La condotta del comodante si pone in diretto nesso causale con l’infortunio occorso al lavoratore, che aveva riportato un trauma da schiacciamento compressivo da pressa con conseguente amputazione degli arti inferiori

Era stato condannato in sede di merito per il reato di cui agli artt. 41, 590 commi 1,2 e 3, e 583 comma 2 n.3, del codice penale per aver cagionato a un lavoratore una lesione personale gravissima consistita in un trauma da schiacciamento compressivo da pressa con conseguente amputazione degli arti inferiori.

Più specificamente, in base a quanto accertato, la parte lesa era stata assunta da una Cooperativa Sociale con le mansioni di incaricato alla selezione ed allo smistamento dei rifiuti; il giorno dell’incidente era stato convocato da un superiore presso la sede di lavoro, nonostante fosse il suo giorno di riposo, ed era stato destinato al compimento di attività da lui mai svolte in precedenza, consistenti nell’inserimento della carta da riciclare sul nastro che ‘l’avrebbe poi trasportata alla pressa schiaccia-rifiuti; nel corso del turno la pressa si era bloccata a causa dell’eccessivo volume di carta inserita e un collega l’aveva incaricato di sbloccarla; tale operazione era stata eseguita, secondo le istruzioni impartite dal collega, mediante posizionamento del lavoratore con i piedi direttamente sulla carta bloccata; sebbene il lavoratore avesse preventivamente spento l’interruttore del nastro trasportatore, una volta salito con entrambi i piedi sul bocchettone della pressa, l’improvviso sblocco del macchinario lo aveva fatto scivolare al suo interno con amputazione di entrambi gli arti inferiori.

L’ispettore della Asl aveva riscontrato che il macchinario era stato arbitrariamente assemblato in un unico percorso produttivo, cosicché il nastro era privo di attrezzature di protezione e lo spegnimento del nastro non interrompeva la lavorazione della pressa, né vi erano postazioni per intervenire sulla pressa al fine di sbloccare l’intasamento della carta.
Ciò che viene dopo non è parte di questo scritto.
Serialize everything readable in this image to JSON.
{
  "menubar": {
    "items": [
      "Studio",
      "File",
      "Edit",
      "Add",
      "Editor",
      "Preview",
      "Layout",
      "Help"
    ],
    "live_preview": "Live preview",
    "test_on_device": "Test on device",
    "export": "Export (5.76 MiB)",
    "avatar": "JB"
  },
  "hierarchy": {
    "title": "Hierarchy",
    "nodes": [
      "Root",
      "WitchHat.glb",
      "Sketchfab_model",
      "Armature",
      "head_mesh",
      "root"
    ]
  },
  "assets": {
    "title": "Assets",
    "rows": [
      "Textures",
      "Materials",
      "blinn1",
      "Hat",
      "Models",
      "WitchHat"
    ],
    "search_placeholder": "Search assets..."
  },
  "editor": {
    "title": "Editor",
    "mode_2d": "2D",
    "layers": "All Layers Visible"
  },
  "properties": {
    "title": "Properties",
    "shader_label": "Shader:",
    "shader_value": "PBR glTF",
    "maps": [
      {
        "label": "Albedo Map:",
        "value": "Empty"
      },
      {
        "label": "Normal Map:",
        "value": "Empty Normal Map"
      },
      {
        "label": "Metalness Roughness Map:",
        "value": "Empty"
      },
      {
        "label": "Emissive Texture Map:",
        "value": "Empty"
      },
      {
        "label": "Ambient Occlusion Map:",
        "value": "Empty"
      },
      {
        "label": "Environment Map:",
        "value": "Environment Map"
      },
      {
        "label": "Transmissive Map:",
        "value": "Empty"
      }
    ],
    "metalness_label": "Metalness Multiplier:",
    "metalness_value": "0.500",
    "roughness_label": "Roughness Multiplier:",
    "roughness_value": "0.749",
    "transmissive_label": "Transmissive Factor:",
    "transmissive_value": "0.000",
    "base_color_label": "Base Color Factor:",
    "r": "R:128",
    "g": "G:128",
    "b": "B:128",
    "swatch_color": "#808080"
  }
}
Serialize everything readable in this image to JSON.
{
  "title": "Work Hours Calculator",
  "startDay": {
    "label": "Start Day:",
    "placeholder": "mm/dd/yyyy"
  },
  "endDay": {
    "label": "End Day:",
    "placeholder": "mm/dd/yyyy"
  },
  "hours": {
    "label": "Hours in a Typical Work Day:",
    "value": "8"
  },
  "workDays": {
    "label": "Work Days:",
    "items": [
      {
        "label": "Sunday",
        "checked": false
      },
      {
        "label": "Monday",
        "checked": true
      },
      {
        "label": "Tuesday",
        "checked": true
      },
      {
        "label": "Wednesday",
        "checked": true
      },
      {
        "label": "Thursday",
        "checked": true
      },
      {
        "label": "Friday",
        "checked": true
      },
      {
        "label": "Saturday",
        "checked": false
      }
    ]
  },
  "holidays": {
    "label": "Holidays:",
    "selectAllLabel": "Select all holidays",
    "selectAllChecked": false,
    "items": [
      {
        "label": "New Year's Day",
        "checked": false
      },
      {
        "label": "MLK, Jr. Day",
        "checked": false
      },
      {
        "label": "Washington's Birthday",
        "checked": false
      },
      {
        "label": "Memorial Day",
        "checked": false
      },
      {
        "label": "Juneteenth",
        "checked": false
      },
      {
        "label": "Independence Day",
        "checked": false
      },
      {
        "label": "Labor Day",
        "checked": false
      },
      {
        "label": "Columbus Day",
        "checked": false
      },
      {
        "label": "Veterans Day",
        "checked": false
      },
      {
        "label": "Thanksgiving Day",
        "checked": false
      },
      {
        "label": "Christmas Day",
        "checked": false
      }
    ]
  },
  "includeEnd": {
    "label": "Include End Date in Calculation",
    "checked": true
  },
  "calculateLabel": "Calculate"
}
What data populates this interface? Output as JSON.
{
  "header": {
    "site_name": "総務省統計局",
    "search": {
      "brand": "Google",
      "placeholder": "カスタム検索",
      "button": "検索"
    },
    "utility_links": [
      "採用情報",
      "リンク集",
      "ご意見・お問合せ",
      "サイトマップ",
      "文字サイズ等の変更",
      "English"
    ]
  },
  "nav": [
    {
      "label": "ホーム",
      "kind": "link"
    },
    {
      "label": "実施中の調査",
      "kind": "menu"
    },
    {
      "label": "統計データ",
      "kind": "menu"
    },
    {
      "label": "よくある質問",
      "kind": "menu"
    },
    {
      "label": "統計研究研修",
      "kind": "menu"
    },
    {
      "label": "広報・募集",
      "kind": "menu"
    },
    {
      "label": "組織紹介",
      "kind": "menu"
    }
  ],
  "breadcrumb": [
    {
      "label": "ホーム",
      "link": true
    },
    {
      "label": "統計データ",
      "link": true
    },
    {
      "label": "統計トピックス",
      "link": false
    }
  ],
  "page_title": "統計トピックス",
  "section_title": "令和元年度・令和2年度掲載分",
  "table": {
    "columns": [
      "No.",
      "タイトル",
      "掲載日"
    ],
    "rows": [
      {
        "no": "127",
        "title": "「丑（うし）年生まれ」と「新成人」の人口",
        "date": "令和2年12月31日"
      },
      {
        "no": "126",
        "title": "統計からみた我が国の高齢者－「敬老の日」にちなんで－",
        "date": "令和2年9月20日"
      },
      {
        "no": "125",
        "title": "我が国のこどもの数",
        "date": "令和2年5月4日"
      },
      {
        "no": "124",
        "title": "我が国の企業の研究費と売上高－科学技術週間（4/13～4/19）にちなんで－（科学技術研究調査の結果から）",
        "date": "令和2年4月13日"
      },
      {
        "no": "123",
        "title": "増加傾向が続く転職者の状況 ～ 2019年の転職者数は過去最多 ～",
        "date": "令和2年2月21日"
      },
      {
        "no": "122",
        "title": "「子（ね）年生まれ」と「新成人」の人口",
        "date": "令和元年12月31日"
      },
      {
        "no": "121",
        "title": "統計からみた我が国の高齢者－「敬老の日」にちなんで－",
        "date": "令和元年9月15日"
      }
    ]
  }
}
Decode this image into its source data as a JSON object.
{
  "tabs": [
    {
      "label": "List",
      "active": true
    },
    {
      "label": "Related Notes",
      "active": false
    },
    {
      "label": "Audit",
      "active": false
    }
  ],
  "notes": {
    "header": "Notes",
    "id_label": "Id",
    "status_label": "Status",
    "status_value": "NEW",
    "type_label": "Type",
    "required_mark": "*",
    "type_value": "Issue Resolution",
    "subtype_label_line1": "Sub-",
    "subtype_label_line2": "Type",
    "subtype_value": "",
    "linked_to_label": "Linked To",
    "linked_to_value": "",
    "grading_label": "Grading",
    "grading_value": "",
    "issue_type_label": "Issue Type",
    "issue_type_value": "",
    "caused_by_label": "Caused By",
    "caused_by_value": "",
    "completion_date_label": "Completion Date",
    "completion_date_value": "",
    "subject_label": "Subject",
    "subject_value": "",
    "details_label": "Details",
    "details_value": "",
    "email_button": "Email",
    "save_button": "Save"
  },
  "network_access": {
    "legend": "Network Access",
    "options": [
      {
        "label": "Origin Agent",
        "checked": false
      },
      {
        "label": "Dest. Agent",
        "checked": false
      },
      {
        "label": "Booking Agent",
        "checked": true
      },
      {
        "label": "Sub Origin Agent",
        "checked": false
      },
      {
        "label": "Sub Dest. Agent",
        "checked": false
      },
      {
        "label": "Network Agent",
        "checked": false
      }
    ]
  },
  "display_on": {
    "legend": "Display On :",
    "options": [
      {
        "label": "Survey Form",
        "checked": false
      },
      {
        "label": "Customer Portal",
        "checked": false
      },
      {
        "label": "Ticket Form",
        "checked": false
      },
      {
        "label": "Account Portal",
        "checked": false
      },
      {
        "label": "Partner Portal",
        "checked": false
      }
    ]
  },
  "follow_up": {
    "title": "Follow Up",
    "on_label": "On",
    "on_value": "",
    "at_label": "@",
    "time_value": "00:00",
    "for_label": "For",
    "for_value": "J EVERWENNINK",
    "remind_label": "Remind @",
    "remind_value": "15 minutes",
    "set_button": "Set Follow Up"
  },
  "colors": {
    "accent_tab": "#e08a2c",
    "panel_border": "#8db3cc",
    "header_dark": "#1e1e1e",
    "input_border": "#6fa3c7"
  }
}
La Corte territoriale aveva ritenuto provato che l’imputato avesse concesso in uso all’impresa datrice di lavoro dell’infortunato una pressa e nastro trasportatore nonché i dispositivi di protezione individuali non rispondenti alle disposizioni legislative e regolamentari vigenti in materia di salute e sicurezza sul lavoro.

Nel rivolgersi alla Suprema Corte di Cassazione il ricorrente deduceva, tra gli altri motivi, che la Corte d’Appello non avrebbe esaminato i dati fattuali specificamente dedotti dalla difesa nell’atto di impugnazione: in particolare, il contratto di consegna di macchinari avrebbe dovuto costituire oggetto, secondo il ricorrente, di un più rigoroso, effettivo e completo esame, sia perché aveva ad oggetto separatamente la pressa e il nastro trasportatore, sia perché il contratto di comodato esonerava la ditta fornitrice da ogni responsabilità in merito al funzionamento ed alle modalità di utilizzo dei macchinari, soprattutto se oggetto di modifica e di utilizzo “in linea di produzione”, da ciò desumendosi che l’assemblaggio in un unico processo produttivo non fosse riconducibile al cedente e che, singolarmente considerati, i due macchinari erano a norma, come chiaramente ammesso dall’ispettore del lavoro nel corso di un successivo esame.

I Giudici Ermellini, tuttavia, nel rigettare la doglianza proposta, hanno osservato che la responsabilità penale del ricorrente non si fondava sulla previsione dell’art.113 cod. pen. ma sulla contestata violazione degli artt. 41, 590, commi 1,2, e 3,583, comma 2, n.3 cod. pen. in relazione all’art. 23, comma 1, d. Igs. n.81/2008.

“La condotta del comodante – hanno specificato dal Palazzaccio – si pone, in altre parole, in diretto nesso causale con l’infortunio occorso al lavoratore in virtù della specifica previsione dell’art.23 d. Igs. n.81/2008. Tale norma individua un particolare divieto a carico di colui che concede in uso macchinari ed attrezzature di lavoro non conformi alle prescrizioni antinfortunistiche, dalla cui violazione derivano conseguenze di rilievo penale che non possono essere eluse con una clausola di esonero da responsabilità contenuta in un contratto, che comporta effetti civili oltretutto limitati alle parti dell’accordo, secondo il principio generale dettato dall’art.1372 cod. civ.”.